After the President's Speech
The president said the goal is for Iraq to stand as a free democracy that is at peace with its neighbors and not a haven for terrorists. While they differ on the need for more troops, both the president and Sen. Durbin placed the responsibility for achieving this goal on the shoulders of the people of Iraq. As I see it, there in lies the problem.
Are the people of Iraq willing to do what is needed to achieve these goals? How badly do they want it? Are they willing to stand up and say to those the insurgents it is time to stop? Are they willing to turn the focus of the fight from insurgents vs. the U.S. to insurgents vs. Iraq? Do they describe this in terms of their own sovereignty?
In the late 1700's the founding fathers of the United States and the many solders who fought for a new way wanted victory. Yes we had help from the French. But the patriots were willing to fight for what they believed and were fighting to win. They stood strong both during the war and during the delicate process of building a new government. At the time Benjamin Franklin wondered if the sun was rising or setting on our democracy. Over two hundred years later it seems the sun was rising as a result of generations of people who wanted their country to remain free and to be the best.
Will the people of Iraq fight to keep the sun from setting on their democracy? If they are willing to stand, sending more U.S. troops is worth it for the sake of peace. If they are not, we will find neither the president's plan for more troops nor a plan for withdrawal (be it gradual or cut and run) will make any difference.
Update 1/11/07 10:15 am: Michelle Malkin posts pictures and comments from her visit "In the slums of Bagdad."
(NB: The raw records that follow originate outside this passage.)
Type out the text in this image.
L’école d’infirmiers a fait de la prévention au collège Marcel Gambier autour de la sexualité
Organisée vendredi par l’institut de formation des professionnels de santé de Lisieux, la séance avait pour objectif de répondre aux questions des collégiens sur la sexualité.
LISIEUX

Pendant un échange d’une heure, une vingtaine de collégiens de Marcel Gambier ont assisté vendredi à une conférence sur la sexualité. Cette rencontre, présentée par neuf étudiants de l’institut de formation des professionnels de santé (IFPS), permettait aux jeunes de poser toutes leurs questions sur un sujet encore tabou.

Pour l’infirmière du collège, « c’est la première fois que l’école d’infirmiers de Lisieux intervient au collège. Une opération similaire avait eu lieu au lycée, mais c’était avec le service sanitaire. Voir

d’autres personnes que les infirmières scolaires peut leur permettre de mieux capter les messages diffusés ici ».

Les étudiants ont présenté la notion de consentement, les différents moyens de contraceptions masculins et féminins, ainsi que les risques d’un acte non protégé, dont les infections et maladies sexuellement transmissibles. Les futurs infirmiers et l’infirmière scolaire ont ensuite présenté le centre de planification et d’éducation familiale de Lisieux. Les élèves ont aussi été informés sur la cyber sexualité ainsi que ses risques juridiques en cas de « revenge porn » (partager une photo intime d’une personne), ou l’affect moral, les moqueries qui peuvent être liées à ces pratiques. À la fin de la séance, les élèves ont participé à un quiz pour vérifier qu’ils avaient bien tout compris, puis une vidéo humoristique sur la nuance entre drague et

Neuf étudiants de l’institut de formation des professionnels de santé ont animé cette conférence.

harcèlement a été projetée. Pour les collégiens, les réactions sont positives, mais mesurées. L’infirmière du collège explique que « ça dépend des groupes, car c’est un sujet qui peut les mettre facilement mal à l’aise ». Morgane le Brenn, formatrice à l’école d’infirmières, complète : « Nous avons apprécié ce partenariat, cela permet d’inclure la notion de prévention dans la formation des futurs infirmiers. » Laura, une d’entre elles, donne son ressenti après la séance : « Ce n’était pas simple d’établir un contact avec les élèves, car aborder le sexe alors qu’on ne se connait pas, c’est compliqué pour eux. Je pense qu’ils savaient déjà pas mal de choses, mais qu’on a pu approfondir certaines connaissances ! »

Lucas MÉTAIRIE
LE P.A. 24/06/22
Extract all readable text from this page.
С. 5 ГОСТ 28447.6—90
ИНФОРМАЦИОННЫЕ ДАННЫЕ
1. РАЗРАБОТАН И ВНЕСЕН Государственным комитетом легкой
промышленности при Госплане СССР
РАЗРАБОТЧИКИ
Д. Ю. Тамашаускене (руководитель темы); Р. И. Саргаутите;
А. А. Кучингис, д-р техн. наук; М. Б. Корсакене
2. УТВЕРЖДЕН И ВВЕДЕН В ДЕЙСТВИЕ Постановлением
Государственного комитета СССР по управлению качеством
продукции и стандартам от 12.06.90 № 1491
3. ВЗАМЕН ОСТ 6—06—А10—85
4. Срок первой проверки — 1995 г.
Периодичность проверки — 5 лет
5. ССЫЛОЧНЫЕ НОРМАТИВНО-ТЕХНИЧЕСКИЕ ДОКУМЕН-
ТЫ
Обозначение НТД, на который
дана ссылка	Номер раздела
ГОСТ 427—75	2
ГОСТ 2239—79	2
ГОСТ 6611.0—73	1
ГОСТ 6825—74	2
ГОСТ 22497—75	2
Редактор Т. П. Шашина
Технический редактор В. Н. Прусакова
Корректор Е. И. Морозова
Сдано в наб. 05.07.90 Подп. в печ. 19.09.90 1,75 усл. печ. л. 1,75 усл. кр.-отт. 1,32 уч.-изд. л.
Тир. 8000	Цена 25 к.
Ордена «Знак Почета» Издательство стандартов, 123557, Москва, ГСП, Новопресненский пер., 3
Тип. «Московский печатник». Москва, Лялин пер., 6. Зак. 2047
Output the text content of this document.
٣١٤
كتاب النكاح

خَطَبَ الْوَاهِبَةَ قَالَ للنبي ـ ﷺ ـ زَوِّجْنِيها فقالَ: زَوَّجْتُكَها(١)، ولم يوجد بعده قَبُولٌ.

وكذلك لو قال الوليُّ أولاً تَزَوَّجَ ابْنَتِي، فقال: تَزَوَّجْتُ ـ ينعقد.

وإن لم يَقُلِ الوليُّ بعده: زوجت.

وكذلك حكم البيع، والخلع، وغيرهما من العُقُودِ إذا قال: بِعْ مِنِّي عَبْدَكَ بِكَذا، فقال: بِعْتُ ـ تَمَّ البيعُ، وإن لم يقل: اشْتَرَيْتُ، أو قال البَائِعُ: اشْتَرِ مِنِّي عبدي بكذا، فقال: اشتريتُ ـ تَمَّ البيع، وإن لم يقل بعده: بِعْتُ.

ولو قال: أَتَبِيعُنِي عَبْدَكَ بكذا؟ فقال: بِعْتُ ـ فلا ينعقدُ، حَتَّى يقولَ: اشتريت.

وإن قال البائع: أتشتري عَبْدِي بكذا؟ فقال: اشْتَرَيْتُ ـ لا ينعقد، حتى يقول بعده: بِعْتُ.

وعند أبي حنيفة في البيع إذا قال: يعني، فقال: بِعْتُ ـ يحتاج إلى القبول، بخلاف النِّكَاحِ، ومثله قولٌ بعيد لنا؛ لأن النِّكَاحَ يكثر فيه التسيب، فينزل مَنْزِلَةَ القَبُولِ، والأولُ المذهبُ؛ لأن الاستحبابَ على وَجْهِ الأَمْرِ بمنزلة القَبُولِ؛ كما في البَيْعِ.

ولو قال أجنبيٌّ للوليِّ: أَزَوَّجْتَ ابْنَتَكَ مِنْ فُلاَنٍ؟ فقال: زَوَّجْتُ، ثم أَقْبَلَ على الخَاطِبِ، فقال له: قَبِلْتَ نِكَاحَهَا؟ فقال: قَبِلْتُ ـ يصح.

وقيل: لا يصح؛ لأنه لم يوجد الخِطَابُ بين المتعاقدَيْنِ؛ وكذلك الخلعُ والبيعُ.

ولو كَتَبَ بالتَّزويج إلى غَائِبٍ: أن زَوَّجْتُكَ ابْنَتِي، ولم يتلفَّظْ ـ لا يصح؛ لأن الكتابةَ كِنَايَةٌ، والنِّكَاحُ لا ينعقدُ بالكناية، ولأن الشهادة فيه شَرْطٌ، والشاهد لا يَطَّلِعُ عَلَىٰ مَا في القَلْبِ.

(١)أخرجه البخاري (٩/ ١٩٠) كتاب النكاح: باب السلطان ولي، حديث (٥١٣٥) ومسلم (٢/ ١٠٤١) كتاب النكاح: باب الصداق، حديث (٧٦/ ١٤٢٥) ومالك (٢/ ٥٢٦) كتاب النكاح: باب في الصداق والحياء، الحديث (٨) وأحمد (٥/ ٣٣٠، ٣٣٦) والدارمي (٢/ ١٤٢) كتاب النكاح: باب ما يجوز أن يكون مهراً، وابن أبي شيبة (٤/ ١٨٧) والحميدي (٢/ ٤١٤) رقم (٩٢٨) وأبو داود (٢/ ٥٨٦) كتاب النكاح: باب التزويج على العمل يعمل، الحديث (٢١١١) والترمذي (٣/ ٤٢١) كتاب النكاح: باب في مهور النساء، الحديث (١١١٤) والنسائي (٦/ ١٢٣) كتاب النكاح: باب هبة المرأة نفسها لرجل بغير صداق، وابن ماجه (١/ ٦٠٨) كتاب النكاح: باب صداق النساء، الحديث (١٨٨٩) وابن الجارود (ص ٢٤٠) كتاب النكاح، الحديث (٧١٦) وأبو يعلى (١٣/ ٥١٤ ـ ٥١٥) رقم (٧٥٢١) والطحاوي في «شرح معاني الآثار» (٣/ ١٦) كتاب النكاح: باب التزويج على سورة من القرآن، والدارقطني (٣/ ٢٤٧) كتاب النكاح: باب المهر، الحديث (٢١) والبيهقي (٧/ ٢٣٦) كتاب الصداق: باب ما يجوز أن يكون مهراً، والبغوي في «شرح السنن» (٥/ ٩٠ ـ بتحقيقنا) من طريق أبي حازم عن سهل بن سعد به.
Labels: government, Iraq, President Bush


5 Comments:
The bottom line is that many of the Iraqi people really don't want the goals that we want them to have. We want them to have a government where religion's influence is minimal and they want just the opposite, each for their own clan/brand of their system of belief.
The best we can do is kill those who are a threat to us and leave it at that. Maybe carving the place up would keep them more focused on each other instead of our troops? Whatever the case, we have to realize we are not going to get all that we want out of this.
"The best we can do is kill those who are a threat to us and leave it at that."
With Iran and Syria and who knows what other countries helping to keep the numbers of those who are a threat at high levels, I fear we may never be able to leave Iraq.
You make Michael Savage's latest idea almost sound reasonable. That is, if you are correct.
He now wants troops to do a full pull-out now and the US to fuel one side of a full scale Civil War from behind the scenes. Which keeps Iraqis killing each other instead of thinking about the USA. Same stuff the US has done before.
Can't say I'm for that plan.
Most Arab nations have a majority that will scream "death to America" in a heartbeat. But some have leadership that keeps things reasonably tame. While even they may not like America they fear America.
My plan of simply scorching some earth in the problem areas and then leaving helps keep that fear factor high.
We are going to have to lower the troop levels a lot at some point in the future. Our guys can only be rotated so much.
I'm not sure who we would back if we did so from behind the scenes. I must admit, given the current choices, your idea might best for our security.
Unfortunately it has no pretty ending at this point. I think Savage would support whoever would keep Iran busy.
I see America now doing what Russia and Britain have done in the past, in continually sending in more troops with no additional success.
The whole world knows our plan and it's foolish to think the enemy won't adjust for it. The only way I think a plan from Bush would work is if Bush lied to us intentionally in order to implement a different plan more easily.